Prologue: HER (part I)

1.1K 33 4
                                    

                                                                   Prologue: HER

    Who ever says marriage is easy...they are lying.

    Actually, now I can see why people divorce. It’s not because it’s an easy way out or because you fall out of love. Well at least that’s not why I want a divorce. It’s this thing called infidelity that can ruin your marriage and your self-esteem. But then again my marriage was going downhill way before that. I can see why he would cheat on me. I’m a difficult person and lately I haven’t been in the mood to talk or be intimate with my husband. Intimacy brings people close together and creates children. I don’t want to be close to my husband at the moment and I can’t have kids. As you can see intimacy hasn’t been a factor for us in a while. It’s not like sex with my husband is bad. It’s just I’m going through a lot. I’m in a dark place.

    So when I saw Christopher, my husband with lipstick on his collar I didn’t flinch, I didn’t even ask him about it. I sat at the kitchen island and acted like I didn’t see it. I just continued to read the newspaper as if it was interesting.

    “How was work,” My husband asked me as he sat his shoulder bag on the kitchen counter.

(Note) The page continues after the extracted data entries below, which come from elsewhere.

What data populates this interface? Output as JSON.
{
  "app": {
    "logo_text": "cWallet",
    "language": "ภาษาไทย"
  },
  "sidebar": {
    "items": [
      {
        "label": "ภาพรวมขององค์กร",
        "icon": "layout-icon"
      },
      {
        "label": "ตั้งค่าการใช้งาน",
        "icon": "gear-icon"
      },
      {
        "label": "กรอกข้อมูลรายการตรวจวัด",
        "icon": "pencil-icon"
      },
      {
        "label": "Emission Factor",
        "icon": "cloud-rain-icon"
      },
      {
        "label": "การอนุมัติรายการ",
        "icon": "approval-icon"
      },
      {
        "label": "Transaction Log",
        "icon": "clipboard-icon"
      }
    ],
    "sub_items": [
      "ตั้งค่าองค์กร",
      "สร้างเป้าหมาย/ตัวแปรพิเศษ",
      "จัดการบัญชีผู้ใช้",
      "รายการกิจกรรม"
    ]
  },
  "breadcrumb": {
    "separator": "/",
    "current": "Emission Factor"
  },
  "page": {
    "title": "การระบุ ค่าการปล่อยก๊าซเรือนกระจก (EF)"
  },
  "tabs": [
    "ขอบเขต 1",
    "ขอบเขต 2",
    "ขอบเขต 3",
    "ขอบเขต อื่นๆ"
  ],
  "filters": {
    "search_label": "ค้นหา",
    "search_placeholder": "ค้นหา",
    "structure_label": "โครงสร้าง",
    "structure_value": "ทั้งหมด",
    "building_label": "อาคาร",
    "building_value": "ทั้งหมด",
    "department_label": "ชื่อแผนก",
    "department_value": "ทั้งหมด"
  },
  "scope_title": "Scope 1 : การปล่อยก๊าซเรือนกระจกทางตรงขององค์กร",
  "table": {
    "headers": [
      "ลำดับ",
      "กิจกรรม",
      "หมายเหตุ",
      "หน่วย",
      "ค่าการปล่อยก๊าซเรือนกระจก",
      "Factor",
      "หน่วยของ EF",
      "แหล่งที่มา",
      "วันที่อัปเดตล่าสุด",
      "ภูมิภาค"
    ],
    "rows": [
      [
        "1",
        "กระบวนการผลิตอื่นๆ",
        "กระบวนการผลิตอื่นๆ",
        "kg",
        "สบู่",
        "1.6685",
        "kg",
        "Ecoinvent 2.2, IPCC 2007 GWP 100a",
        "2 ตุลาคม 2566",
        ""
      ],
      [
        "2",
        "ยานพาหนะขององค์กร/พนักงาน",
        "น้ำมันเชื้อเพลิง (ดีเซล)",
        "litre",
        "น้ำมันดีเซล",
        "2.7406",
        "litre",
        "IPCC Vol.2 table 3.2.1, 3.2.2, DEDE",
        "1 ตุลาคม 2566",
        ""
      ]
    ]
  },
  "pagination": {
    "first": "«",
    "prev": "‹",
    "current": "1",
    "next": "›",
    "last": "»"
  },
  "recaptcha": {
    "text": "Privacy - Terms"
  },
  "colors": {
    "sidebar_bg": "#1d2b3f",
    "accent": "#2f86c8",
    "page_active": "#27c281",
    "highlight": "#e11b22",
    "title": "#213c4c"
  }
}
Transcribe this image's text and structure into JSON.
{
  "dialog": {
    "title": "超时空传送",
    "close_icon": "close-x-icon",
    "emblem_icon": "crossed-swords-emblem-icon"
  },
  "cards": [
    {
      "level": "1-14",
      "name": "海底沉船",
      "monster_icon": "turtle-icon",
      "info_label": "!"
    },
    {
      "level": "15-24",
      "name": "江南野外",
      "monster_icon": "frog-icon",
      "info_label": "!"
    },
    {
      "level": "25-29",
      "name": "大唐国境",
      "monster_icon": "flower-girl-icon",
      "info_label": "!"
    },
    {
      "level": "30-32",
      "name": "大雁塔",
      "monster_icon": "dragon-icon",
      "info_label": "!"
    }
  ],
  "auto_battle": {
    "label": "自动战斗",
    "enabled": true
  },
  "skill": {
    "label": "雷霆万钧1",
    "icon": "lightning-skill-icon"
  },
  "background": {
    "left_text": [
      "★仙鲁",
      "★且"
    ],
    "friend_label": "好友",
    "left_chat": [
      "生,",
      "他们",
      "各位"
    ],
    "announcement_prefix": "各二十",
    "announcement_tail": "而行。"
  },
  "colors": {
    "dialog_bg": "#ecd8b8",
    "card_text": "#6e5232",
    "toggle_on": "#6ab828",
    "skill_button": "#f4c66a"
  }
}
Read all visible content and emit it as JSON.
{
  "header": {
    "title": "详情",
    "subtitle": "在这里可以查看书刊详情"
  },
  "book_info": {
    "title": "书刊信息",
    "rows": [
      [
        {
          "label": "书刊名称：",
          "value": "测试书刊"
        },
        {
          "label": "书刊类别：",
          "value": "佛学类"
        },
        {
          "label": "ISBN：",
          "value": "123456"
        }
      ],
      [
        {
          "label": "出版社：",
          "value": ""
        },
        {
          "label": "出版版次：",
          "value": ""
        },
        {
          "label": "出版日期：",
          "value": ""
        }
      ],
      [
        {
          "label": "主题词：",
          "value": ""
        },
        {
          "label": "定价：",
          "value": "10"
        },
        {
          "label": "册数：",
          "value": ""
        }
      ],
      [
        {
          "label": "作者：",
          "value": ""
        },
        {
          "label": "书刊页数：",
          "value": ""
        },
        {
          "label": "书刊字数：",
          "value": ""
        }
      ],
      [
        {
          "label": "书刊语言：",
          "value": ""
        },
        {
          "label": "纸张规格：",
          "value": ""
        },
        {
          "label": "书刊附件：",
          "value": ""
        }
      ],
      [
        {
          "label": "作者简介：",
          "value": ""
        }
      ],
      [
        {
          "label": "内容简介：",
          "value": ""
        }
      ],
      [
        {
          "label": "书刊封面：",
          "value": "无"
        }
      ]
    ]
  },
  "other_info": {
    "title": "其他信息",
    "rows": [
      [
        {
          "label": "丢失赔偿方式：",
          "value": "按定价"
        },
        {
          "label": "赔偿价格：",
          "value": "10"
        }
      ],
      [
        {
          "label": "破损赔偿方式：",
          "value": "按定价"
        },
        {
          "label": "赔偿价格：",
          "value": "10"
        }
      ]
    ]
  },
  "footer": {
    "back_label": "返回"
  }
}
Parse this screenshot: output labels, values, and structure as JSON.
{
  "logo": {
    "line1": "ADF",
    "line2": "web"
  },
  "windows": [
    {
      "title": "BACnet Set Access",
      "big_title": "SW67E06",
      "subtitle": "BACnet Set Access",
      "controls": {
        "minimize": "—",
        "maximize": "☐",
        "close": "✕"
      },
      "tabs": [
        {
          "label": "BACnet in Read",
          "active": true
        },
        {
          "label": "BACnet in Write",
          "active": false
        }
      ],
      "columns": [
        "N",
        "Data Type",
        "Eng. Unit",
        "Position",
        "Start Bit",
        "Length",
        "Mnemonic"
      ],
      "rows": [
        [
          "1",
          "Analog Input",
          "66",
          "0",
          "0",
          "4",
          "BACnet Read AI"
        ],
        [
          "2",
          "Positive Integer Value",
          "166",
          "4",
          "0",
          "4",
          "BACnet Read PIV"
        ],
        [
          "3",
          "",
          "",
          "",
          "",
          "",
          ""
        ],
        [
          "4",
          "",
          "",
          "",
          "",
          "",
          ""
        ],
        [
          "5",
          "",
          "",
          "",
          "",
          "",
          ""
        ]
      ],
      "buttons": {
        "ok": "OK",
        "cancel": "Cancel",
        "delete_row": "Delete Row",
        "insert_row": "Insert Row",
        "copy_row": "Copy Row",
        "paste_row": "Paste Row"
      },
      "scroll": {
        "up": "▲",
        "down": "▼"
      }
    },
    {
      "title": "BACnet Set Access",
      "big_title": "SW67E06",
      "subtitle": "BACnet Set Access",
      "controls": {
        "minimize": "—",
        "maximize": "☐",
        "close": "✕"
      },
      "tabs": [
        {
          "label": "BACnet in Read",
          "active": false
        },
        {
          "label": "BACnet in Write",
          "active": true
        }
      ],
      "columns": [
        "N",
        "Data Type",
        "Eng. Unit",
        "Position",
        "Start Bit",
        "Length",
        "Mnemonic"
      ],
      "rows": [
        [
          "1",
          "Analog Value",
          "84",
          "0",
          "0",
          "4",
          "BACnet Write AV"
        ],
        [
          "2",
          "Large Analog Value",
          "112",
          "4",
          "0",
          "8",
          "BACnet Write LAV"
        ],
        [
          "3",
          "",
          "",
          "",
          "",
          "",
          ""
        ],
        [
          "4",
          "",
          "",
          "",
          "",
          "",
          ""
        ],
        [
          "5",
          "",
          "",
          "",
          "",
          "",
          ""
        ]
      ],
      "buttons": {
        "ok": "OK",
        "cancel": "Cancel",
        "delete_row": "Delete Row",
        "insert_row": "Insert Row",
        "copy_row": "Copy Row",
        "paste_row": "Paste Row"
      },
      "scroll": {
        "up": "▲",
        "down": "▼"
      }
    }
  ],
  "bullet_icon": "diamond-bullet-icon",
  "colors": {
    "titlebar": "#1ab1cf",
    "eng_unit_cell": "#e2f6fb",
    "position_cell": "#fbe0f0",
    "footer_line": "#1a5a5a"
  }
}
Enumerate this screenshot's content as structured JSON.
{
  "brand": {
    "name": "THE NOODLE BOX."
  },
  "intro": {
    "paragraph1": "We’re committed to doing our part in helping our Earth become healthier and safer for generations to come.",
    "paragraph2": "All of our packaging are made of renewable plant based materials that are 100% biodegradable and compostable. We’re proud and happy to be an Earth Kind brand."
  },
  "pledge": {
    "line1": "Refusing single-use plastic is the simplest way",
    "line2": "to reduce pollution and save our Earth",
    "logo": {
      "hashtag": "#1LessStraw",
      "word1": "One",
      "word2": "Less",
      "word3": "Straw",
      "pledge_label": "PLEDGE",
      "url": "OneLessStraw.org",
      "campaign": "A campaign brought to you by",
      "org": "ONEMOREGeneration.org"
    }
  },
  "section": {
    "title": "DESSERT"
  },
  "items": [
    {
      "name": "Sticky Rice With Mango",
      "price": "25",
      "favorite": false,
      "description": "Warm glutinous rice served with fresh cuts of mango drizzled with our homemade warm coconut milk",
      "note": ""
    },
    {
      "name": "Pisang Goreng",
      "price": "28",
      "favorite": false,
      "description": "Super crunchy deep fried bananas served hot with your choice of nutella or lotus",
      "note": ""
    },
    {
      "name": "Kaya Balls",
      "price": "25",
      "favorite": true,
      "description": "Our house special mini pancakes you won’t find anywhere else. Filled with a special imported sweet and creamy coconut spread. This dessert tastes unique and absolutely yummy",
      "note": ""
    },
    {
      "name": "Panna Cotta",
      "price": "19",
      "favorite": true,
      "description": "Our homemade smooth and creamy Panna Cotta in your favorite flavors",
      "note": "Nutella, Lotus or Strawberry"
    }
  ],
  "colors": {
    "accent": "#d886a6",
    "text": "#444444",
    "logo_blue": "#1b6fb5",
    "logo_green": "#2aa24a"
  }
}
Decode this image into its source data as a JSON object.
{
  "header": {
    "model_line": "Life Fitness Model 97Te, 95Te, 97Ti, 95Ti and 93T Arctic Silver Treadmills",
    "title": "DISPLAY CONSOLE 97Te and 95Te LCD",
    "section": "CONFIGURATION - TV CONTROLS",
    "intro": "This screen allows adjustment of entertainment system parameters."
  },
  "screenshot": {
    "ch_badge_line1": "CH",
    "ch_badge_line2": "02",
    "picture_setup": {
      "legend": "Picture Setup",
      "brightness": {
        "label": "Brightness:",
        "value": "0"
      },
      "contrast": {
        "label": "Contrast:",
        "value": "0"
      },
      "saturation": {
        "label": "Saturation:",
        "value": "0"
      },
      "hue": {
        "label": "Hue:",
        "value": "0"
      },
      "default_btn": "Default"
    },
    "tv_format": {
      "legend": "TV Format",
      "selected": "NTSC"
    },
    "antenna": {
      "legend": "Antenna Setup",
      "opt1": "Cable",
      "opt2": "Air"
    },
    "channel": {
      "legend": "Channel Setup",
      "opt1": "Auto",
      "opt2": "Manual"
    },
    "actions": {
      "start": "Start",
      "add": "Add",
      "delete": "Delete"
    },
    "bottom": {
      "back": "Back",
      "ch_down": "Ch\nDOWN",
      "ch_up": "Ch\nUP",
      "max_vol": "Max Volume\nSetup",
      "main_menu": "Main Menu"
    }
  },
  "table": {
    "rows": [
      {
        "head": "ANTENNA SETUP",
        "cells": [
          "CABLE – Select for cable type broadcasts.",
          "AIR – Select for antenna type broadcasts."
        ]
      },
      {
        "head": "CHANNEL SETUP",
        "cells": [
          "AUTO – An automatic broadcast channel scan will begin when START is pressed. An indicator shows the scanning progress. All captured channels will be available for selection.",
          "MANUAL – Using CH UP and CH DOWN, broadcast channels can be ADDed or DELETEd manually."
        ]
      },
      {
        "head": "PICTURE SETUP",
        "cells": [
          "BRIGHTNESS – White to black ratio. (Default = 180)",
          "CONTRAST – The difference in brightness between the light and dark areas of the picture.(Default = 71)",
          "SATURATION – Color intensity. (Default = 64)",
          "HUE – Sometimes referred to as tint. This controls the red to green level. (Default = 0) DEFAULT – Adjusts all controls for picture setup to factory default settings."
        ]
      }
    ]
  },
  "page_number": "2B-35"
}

    Work hasn’t been a factor for me either. Actually, I’m on the verge of quitting my job. I haven’t really been myself lately. Christopher hasn’t really been his self lately either. Christopher seemed more stress than usual.  He had creases in his forehead. On top of that he had a bit of gray hair growing in and he’s only thirty-one. He should be happy but I was bringing him down.

    “It was fine,” I lied as he stepped closes to me.

    When Chris was about a foot away from where I was sitting I got a whiff of a female’s perfume. He wasn’t even trying to hide it. Now that smell would be forever in my head. He could have at least showered.

    Chris nodded then headed to his office at the back of the house. We normally don’t spend more than five minutes in each others presence. We don’t even sleep in the same bed anymore. It’s like we’re roommates instead of spouses. I don’t know what to do anymore.

    When I heard the door to his office close I got up and stood in front of his shoulder bag. I never felt the need to go through my husband’s things. But at that moment I was feeling low and I wanted to know what was in his bag. So yea I opened his bag and went through it. I soon as I did it I wished I could take it back. I found a white thong on the side of his bag.

    “Seriously,” I said to myself.

    I returned the thong to the bag and closed it. I was a little hurt but I expected it. I didn’t expect to find a thong in my husband’s bag and I expected him to be a little more secretive about his sex life outside of this marriage. For a while now, I have suspected Chris was not being faithful.

    I’m madly in love with my husband. He’s funny and intelligent. He’s doing great things with his life but I can’t help but feel like I’m holding him back. He’s sexy thus I’m sure women throw themselves at him. He’s tall and muscular. His smile is prefect thanks to braces. Did I mention his body? He has cuts and muscles everywhere. He’s dark brown skin complexion is what drew me to him. I have a thing for dark men. A man with confidence is another turn on. Chris is a confident man and sometimes cocky but it’s sexy on him. He walked with his head held high and is back straight. He doesn’t show fear or weakness. He’s very prideful.

    He’s everything I never knew I wanted. He’s my bestfriend, confidant, lover, and husband. But I could not continue to drag him through the mud. I wouldn’t do it! Chris deserved better than what I can give. I can’t give him a family or happiness.